Vibrionaceae core and shell genes are non-randomly distributed into spatially distinct intracellular domains

Abstract Background: The genome of Vibrionaceae bacteria, which consists of two circular chromosomes, is replicated in a highly ordered fashion. In fast-growing bacteria, multifork replication results in higher gene copy numbers and increased expression of genes located close to the origin of replication of Chr 1 (ori1 ). This is believed to be a growth optimization strategy to satisfy the high demand of essential growth factors during fast growth. The relationship between ori1 -proximate growth-related genes and gene expression during fast growth has been investigated by many researchers. However, it remains unclear which other gene categories that are present close to ori1 and if expression of all ori1 -proximate genes is increased during fast growth, or if expression is selectively elevated for certain gene categories. Results: We calculated the pangenome of all complete genomes from the Vibrionaceae family and mapped the four pangene categories, core, softcore, shell and cloud, to their chromosomal positions. This revealed that core and softcore genes were found heavily biased towards ori1 , while shell genes were overrepresented at the opposite part of Chr 1 (i.e., close to ter1 ). RNA-seq of Aliivibrio salmonicida and Vibrio natriegens showed global gene expression patterns that consistently correlated with chromosomal distance to ori1 . Despite a biased gene distribution pattern, all pangene categories contributed to a skewed expression pattern at fast-growing conditions, whereas at slow-growing conditions, softcore, shell and cloud genes were responsible for elevated expression.
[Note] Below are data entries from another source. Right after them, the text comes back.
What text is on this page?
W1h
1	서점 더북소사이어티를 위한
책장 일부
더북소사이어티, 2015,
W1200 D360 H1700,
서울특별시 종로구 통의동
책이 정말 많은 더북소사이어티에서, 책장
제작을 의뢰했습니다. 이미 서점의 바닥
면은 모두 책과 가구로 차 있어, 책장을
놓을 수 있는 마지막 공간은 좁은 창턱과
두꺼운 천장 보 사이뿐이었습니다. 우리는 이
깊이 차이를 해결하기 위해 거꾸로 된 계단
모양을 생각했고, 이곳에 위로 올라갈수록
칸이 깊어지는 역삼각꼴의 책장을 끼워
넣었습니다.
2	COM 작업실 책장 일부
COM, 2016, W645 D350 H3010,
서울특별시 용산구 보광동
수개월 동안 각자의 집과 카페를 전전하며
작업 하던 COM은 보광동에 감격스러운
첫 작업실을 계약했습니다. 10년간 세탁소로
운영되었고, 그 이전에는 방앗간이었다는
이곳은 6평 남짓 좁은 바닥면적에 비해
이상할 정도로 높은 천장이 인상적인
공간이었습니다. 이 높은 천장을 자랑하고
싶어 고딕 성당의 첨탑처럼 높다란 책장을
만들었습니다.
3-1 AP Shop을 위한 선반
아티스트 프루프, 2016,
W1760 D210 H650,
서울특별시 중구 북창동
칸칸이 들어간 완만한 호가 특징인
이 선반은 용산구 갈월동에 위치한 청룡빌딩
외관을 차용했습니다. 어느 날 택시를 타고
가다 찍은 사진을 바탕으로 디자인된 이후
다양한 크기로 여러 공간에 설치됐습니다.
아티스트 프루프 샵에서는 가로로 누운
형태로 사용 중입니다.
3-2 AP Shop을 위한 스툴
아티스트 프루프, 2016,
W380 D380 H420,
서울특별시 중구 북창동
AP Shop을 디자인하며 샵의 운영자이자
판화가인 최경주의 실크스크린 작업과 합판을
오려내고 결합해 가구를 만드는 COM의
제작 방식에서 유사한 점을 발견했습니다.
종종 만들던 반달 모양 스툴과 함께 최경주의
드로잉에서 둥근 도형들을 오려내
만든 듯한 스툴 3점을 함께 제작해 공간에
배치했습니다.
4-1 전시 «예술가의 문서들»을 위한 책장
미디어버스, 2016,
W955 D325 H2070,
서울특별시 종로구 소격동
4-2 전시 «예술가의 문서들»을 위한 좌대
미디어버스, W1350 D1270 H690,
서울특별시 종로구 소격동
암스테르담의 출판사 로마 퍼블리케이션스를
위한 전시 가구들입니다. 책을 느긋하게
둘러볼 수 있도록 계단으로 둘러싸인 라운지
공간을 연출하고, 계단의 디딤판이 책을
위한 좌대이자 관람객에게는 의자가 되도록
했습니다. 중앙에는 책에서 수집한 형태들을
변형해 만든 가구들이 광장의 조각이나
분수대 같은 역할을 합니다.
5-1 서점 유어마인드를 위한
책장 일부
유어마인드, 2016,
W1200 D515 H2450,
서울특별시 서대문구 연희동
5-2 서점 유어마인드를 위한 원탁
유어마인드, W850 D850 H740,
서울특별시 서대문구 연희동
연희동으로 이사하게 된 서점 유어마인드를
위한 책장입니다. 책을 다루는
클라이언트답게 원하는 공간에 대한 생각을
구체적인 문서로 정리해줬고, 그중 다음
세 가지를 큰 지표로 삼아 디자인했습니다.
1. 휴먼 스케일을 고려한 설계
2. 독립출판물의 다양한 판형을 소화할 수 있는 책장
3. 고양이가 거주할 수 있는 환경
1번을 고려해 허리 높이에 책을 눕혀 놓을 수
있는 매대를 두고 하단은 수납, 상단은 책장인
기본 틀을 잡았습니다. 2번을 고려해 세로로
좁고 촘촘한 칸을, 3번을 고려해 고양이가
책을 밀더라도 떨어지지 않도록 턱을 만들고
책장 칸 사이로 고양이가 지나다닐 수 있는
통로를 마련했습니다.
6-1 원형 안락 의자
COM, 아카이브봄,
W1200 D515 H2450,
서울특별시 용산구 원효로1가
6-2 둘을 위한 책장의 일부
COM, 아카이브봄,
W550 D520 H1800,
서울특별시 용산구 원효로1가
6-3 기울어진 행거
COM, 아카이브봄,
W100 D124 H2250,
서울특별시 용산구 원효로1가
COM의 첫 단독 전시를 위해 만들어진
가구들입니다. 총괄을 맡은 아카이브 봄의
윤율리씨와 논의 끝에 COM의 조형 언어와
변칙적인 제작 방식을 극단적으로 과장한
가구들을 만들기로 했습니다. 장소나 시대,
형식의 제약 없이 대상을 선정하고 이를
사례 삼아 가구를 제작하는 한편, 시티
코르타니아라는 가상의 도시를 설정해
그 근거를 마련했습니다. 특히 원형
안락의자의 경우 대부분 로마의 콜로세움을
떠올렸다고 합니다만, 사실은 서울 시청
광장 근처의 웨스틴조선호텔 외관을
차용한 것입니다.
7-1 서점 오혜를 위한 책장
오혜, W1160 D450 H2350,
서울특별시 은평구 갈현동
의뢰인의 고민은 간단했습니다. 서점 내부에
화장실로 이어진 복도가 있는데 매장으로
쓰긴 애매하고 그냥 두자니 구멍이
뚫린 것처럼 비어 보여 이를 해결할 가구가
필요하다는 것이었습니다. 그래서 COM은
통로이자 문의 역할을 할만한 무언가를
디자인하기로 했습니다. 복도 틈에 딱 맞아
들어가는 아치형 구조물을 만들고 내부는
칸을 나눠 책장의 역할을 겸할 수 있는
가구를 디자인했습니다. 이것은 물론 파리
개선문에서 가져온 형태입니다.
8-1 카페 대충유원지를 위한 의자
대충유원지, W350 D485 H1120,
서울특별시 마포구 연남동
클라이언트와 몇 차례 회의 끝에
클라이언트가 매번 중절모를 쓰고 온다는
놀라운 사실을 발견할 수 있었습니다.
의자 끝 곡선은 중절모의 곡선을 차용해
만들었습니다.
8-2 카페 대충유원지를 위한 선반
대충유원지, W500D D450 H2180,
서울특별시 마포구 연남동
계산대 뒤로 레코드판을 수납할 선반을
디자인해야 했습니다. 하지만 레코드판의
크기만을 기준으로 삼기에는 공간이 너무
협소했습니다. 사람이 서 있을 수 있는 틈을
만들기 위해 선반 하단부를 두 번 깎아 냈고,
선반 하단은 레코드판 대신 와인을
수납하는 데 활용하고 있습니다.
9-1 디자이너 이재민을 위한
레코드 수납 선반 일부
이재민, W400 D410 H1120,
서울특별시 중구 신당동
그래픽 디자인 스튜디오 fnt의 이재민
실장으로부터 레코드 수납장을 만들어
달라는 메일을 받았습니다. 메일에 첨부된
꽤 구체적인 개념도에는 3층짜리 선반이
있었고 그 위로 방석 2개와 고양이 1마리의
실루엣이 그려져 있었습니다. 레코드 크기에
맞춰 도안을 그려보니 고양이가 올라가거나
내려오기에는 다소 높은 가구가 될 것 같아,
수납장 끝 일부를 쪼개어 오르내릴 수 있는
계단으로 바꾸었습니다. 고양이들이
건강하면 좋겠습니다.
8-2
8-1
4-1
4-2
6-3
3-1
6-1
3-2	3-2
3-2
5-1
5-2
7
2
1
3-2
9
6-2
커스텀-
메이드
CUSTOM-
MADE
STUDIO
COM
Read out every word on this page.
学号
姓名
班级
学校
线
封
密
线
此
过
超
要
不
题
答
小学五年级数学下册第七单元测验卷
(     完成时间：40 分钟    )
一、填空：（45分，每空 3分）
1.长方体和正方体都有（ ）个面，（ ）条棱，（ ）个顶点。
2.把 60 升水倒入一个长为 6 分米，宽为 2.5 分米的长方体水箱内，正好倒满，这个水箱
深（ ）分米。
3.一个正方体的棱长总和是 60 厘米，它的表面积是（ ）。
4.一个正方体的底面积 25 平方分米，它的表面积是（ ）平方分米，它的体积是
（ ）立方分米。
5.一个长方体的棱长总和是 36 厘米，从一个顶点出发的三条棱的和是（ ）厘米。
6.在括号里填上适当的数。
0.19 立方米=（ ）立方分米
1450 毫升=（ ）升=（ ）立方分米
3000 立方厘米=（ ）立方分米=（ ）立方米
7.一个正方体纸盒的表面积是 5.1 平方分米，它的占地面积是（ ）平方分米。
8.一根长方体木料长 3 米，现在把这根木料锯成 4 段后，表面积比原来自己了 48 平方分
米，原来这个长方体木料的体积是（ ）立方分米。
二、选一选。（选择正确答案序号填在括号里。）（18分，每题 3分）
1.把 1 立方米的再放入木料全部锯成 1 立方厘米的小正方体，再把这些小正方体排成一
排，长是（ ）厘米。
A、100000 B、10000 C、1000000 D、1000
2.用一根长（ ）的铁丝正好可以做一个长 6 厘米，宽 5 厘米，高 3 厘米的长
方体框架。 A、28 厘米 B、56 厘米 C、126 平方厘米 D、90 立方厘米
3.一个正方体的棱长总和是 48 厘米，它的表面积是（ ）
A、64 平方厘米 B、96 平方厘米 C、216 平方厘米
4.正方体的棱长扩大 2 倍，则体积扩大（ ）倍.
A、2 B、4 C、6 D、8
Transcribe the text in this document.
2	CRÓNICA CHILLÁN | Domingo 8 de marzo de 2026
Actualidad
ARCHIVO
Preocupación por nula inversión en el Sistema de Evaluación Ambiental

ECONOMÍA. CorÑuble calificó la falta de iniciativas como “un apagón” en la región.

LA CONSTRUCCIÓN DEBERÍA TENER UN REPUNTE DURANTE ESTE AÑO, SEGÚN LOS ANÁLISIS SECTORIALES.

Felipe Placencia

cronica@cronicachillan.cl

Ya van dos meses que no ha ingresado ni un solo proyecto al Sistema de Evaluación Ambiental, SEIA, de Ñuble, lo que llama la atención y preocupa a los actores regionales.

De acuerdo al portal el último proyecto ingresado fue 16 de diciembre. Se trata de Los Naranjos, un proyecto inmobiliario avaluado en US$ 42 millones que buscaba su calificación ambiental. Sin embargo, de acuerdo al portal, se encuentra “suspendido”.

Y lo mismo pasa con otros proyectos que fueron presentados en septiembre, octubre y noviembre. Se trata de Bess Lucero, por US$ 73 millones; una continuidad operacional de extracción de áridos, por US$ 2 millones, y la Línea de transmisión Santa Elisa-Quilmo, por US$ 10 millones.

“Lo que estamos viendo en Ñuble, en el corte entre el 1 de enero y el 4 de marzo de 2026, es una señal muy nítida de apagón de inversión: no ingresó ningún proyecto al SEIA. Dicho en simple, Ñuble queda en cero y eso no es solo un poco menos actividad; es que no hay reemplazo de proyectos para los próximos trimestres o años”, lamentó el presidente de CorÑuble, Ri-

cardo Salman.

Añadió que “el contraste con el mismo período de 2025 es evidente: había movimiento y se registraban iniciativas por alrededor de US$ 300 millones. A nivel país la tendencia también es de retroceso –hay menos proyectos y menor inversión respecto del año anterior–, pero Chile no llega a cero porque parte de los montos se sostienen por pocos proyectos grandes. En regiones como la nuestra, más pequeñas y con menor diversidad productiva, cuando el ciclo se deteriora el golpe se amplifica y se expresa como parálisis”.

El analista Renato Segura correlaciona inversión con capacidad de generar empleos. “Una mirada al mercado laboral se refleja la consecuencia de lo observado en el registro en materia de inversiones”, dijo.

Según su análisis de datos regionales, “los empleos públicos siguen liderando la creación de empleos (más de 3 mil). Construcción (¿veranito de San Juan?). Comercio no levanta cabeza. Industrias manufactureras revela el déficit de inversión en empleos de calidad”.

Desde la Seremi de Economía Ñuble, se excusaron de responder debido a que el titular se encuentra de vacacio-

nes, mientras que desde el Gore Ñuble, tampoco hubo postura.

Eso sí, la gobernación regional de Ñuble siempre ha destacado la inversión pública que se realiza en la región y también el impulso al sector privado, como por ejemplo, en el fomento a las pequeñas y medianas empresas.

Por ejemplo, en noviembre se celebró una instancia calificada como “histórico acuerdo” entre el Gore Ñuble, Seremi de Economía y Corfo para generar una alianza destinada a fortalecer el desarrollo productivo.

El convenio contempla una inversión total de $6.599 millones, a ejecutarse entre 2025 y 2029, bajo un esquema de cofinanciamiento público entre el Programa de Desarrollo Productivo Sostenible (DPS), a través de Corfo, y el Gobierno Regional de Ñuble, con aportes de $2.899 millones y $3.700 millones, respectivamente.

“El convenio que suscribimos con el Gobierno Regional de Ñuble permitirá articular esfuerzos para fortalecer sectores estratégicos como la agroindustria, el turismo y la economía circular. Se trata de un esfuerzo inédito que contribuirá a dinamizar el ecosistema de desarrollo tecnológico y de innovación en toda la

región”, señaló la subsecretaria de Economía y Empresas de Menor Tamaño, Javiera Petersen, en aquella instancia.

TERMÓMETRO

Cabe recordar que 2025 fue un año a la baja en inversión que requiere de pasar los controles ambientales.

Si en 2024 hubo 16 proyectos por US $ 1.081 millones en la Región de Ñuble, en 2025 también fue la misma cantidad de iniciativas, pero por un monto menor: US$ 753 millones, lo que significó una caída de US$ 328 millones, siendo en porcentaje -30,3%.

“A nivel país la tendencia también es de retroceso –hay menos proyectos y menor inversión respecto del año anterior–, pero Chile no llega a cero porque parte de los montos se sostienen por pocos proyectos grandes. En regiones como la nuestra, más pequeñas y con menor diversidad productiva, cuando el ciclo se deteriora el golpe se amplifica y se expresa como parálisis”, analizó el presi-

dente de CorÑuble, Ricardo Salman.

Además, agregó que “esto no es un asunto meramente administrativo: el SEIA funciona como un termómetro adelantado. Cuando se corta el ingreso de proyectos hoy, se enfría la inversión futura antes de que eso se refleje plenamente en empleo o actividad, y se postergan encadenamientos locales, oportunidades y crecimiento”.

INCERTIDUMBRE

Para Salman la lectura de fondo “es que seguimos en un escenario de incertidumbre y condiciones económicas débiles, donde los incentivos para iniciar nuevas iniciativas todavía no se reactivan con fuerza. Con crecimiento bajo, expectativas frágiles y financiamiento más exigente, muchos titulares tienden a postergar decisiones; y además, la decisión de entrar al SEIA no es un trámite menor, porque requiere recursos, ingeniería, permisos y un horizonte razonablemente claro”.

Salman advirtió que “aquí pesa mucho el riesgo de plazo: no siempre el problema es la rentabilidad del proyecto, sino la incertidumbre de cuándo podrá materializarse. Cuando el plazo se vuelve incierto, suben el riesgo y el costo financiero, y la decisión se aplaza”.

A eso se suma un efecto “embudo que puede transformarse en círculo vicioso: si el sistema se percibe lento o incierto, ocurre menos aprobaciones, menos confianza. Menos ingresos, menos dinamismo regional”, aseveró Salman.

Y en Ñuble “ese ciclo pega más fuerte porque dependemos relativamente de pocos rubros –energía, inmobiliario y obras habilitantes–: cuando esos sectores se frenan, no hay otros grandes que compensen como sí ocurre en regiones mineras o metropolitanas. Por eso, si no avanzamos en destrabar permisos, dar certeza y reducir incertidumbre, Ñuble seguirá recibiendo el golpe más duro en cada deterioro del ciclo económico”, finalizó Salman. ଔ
Conclusion: The pangene categories were non-randomly organized on the two chromosomes, with an overrepresentation of core and softcore genes around ori1 . We mapped our gene distribution data on to the intracellular positioning of chromatin described for V. cholerae , and suggested that core/softcore and shell/cloud genes were enriched at two spatially separated intracellular regions in the cell. The concurrence of the spatial distribution of core and the level of gene expression in one intracellular region, implied that there is a link between the structural organization of core genes and their cellular function in the cell.